Molto può essere riassunto sotto il termine conoscenza tecnologica : le soluzioni sempre più basate su software richiedono, tra le altre cose, di occuparsi dell’adattamento dell’interfaccia e dell’integrazione web. Padroneggiare i linguaggi di programmazione potrebbe diventare un vantaggio competitivo individuale. Niente più campagne di marketing mirate senza know-how sull’analisi dei dati. E di certo non è sbagliato occuparsi di tecnologia blockchain e termini come DeFi e NFT…
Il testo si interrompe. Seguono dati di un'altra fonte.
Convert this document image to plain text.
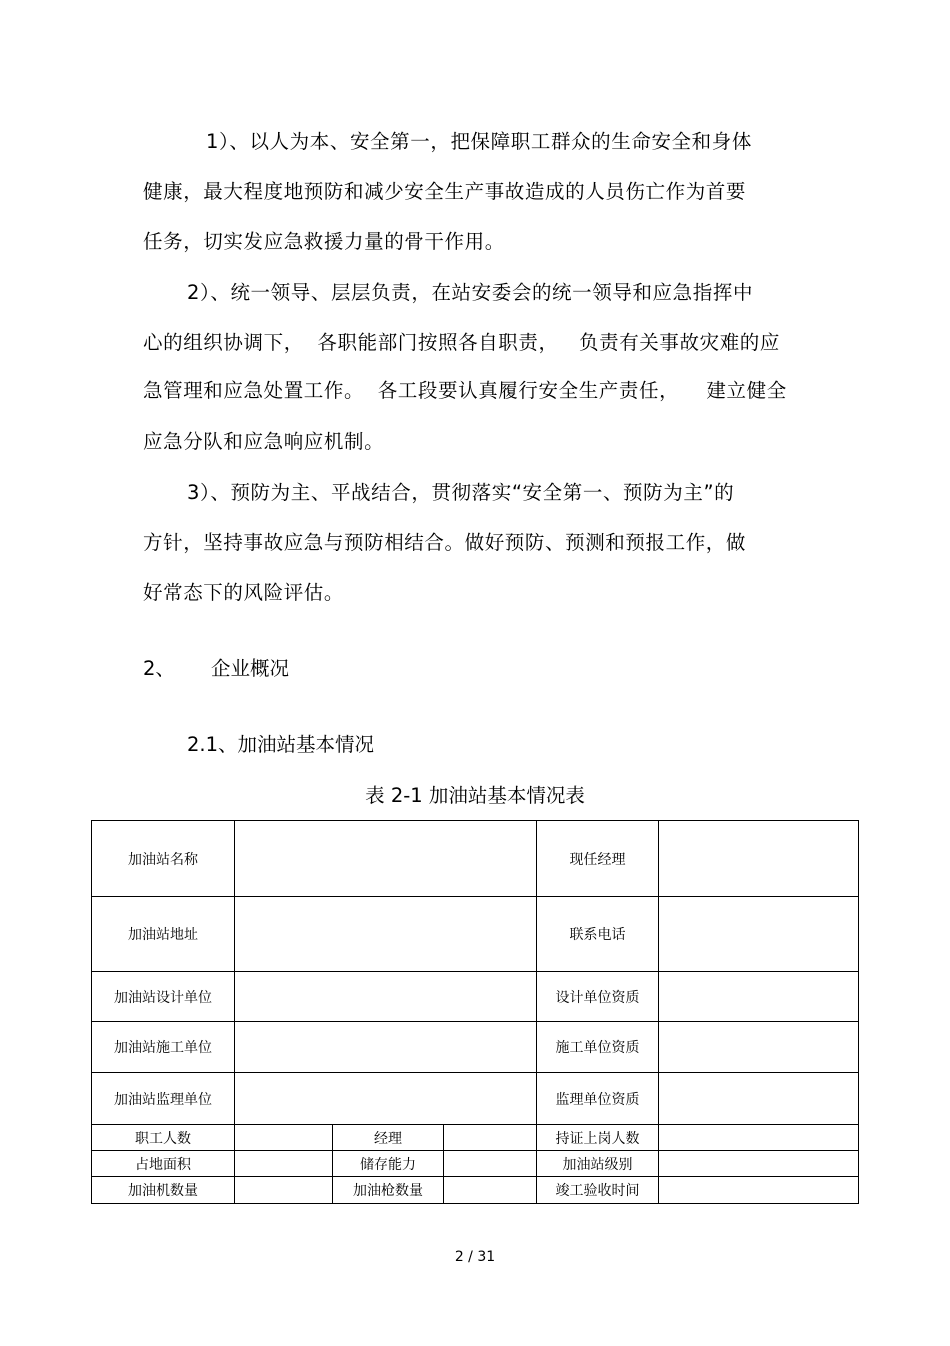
1）、以人为本、安全第一，把保障职工群众的生命安全和身体
健康，最大程度地预防和减少安全生产事故造成的人员伤亡作为首要
任务，切实发应急救援力量的骨干作用。
2）、统一领导、层层负责，在站安委会的统一领导和应急指挥中
心的组织协调下，  各职能部门按照各自职责，   负责有关事故灾难的应
急管理和应急处置工作。  各工段要认真履行安全生产责任，    建立健全
应急分队和应急响应机制。
3）、预防为主、平战结合，贯彻落实“安全第一、预防为主”的
方针，坚持事故应急与预防相结合。做好预防、预测和预报工作，做
好常态下的风险评估。
2、 企业概况
2.1、加油站基本情况
表 2-1 加油站基本情况表
加油站名称				现任经理	
加油站地址				联系电话	
加油站设计单位				设计单位资质	
加油站施工单位				施工单位资质	
加油站监理单位				监理单位资质	
职工人数		经理		持证上岗人数	
占地面积		储存能力		加油站级别	
加油机数量		加油枪数量		竣工验收时间	
2 / 31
Tuttavia, non si tratta solo della conoscenza tecnologica in sé, ma anche del corretto utilizzo della tecnologia e delle nuove possibilità digitali. Programmi applicativi basati su cloud e applicazioni per team virtuali stanno nascendo come funghi: senza un uso consapevole e una gestione mirata, questi aiutanti possono rapidamente diventare perditempo e acceleratori di burnout. Anche i “lavoratori ordinari” dovranno affrontare sempre di più il tema della sicurezza informatica.
Ultimo ma non meno importante, è necessaria una nuova comprensione della leadership e della collaborazione. Il pensiero gerarchico, spesso tradizionale, nel gruppo non ha certo le potenzialità di un moderno modello di leadership. Tuttavia, la pura cultura peer-to-peer di startup senza regole procedurali non è nemmeno la via d’oro. Ha bisogno soprattutto di consapevolezza e partecipazione, autonomia sensibile e responsabilità personale, nonché una nuova cultura dell’errore. I piani e le attività devono poter essere adattati in modo rapido e flessibile – da questo punto di vista, i metodi agili sono quindi un must nella gestione (di progetto) in futuro.